Generative flow networks (GFlowNets) are amortized variational inference algorithms that are trained to sample from unnormalized target distributions over compositional objects. A key limitation of GFlowNets until this time has been that they are restricted to discrete spaces. We present a theory for generalized GFlowNets, which encompasses both existing discrete GFlowNets and ones with continuous or hybrid state spaces, and perform experiments with two goals in mind. First, we illustrate critical points of the theory and the importance of various assumptions. Second, we empirically demonstrate how observations about discrete GFlowNets transfer to the continuous case and show strong results compared to non-GFlowNet baselines on several previously studied tasks. This work greatly widens the perspectives for the application of GFlowNets in probabilistic inference and various modeling settings.

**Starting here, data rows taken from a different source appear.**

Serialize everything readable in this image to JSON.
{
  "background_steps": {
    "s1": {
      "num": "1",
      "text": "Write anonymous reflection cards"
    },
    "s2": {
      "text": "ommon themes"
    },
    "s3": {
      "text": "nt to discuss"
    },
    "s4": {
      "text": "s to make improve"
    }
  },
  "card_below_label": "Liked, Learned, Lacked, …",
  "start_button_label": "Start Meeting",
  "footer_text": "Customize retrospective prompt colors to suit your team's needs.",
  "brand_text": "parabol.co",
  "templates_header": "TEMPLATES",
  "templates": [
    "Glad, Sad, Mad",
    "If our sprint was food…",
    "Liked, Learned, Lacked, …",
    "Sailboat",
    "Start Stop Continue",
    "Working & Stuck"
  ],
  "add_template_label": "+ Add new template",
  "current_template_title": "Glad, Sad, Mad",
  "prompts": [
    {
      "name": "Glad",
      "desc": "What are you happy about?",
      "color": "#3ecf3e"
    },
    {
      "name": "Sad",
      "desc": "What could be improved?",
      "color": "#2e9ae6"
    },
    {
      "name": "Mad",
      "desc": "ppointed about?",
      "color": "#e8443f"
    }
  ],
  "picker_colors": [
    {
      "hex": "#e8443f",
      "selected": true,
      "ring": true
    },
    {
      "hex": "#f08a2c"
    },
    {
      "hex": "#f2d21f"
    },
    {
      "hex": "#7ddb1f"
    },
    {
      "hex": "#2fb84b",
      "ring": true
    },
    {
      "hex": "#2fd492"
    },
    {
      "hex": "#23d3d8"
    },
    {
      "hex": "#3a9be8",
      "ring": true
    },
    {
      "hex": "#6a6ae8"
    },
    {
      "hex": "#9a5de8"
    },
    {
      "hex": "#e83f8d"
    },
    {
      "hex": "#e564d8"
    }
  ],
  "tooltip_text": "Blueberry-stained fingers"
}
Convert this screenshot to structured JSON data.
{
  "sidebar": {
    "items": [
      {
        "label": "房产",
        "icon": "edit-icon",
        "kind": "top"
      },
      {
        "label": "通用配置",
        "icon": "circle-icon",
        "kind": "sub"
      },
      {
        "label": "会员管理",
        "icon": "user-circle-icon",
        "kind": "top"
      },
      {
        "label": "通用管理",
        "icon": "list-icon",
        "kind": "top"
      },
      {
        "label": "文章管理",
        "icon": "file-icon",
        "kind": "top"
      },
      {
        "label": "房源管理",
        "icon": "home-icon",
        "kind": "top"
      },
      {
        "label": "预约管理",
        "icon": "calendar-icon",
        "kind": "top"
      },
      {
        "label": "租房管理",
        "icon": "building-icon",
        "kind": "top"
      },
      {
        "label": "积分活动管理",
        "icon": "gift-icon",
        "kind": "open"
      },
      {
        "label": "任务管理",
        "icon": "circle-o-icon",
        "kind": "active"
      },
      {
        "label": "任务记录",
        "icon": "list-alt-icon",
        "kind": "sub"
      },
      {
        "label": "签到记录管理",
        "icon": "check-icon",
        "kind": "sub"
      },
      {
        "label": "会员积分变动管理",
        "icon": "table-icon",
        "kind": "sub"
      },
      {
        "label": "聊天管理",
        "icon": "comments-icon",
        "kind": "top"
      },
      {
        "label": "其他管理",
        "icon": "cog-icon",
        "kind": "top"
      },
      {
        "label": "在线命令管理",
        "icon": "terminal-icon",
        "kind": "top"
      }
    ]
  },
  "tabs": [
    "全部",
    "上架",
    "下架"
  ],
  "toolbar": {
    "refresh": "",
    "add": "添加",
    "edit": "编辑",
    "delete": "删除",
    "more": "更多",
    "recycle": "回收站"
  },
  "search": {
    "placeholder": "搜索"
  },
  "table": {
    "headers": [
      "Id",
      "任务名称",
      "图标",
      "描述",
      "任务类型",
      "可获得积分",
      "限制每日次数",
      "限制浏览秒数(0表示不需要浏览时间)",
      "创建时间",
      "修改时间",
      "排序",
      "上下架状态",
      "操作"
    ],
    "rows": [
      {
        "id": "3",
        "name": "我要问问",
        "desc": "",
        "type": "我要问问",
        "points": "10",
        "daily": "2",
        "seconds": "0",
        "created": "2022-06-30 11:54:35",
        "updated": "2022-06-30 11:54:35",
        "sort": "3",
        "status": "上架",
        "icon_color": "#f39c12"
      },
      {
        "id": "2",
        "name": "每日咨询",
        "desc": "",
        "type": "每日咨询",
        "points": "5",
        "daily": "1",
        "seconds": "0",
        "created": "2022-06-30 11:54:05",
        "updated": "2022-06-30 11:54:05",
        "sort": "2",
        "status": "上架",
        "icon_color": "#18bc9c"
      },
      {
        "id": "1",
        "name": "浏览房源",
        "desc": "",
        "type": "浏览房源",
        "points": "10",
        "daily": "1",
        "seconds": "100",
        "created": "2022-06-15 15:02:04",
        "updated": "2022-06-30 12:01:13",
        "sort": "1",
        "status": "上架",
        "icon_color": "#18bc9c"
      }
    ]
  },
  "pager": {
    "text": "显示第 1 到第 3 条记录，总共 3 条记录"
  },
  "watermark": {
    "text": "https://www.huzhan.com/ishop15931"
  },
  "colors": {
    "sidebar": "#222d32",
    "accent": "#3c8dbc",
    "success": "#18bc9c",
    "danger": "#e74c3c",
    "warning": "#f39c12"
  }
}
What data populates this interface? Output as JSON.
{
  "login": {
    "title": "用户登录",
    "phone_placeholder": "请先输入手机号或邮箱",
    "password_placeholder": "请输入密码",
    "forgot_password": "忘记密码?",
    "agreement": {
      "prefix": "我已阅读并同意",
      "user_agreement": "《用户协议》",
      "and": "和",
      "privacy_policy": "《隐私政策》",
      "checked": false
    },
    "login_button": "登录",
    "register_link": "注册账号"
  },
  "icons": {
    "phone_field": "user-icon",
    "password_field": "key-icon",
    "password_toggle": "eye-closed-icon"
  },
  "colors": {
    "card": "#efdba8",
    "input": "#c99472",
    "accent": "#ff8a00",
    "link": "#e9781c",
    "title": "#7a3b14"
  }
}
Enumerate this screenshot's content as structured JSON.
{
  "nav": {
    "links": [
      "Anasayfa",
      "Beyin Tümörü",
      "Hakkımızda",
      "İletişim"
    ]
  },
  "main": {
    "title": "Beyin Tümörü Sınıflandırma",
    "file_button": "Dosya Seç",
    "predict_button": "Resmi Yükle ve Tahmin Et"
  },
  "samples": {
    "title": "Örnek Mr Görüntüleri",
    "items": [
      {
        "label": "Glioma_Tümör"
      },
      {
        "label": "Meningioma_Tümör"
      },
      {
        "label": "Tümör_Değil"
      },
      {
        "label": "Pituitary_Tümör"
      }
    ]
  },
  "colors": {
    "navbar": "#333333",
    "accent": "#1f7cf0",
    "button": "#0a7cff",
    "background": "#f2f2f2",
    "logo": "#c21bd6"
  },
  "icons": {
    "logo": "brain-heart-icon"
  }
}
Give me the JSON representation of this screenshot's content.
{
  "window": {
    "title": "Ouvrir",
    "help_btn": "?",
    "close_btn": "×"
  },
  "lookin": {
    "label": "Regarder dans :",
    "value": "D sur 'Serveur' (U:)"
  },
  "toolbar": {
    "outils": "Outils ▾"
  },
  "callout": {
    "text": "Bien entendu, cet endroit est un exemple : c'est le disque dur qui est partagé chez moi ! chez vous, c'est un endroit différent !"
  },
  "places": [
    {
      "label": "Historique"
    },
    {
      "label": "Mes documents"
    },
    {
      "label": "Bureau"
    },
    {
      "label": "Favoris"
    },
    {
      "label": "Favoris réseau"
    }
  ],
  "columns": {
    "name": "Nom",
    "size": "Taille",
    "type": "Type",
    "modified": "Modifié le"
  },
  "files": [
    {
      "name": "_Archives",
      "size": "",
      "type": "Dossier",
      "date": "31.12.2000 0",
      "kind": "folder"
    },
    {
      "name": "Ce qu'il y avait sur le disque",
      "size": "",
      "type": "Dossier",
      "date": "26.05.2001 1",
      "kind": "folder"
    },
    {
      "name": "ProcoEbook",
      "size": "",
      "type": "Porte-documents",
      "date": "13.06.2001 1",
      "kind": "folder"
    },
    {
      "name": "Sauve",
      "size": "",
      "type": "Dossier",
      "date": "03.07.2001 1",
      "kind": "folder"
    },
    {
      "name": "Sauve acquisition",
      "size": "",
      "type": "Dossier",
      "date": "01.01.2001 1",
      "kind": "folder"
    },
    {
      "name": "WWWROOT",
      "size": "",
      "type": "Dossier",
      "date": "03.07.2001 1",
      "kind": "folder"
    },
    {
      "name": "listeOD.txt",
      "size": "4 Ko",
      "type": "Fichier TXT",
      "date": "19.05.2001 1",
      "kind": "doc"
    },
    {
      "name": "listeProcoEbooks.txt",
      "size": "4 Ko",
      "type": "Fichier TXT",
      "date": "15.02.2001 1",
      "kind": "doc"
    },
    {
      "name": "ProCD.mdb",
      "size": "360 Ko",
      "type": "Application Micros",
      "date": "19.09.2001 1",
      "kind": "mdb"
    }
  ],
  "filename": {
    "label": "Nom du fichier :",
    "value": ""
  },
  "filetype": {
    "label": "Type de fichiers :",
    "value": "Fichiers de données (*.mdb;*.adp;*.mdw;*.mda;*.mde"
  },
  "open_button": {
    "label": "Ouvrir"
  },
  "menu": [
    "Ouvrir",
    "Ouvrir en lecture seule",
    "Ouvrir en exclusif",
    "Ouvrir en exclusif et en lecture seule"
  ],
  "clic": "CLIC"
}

翻译：生成流网络（GFlowNets）是一种摊销变分推断算法，旨在从定义于组合对象上的未归一化目标分布中进行采样。此前，GFlowNets的一个关键局限在于其仅适用于离散空间。我们提出了广义GFlowNets的理论框架，该框架既涵盖了现有的离散GFlowNets，也适用于具有连续或混合状态空间的GFlowNets，并围绕两个目标开展实验。首先，我们阐释了理论的关键要点及各项假设的重要性。其次，我们通过实证展示了离散GFlowNets的观测结果如何迁移至连续情形，并在多个先前研究任务中，与非GFlowNet基线相比取得了优异表现。本研究极大地拓展了GFlowNets在概率推断及各类建模场景中的应用前景。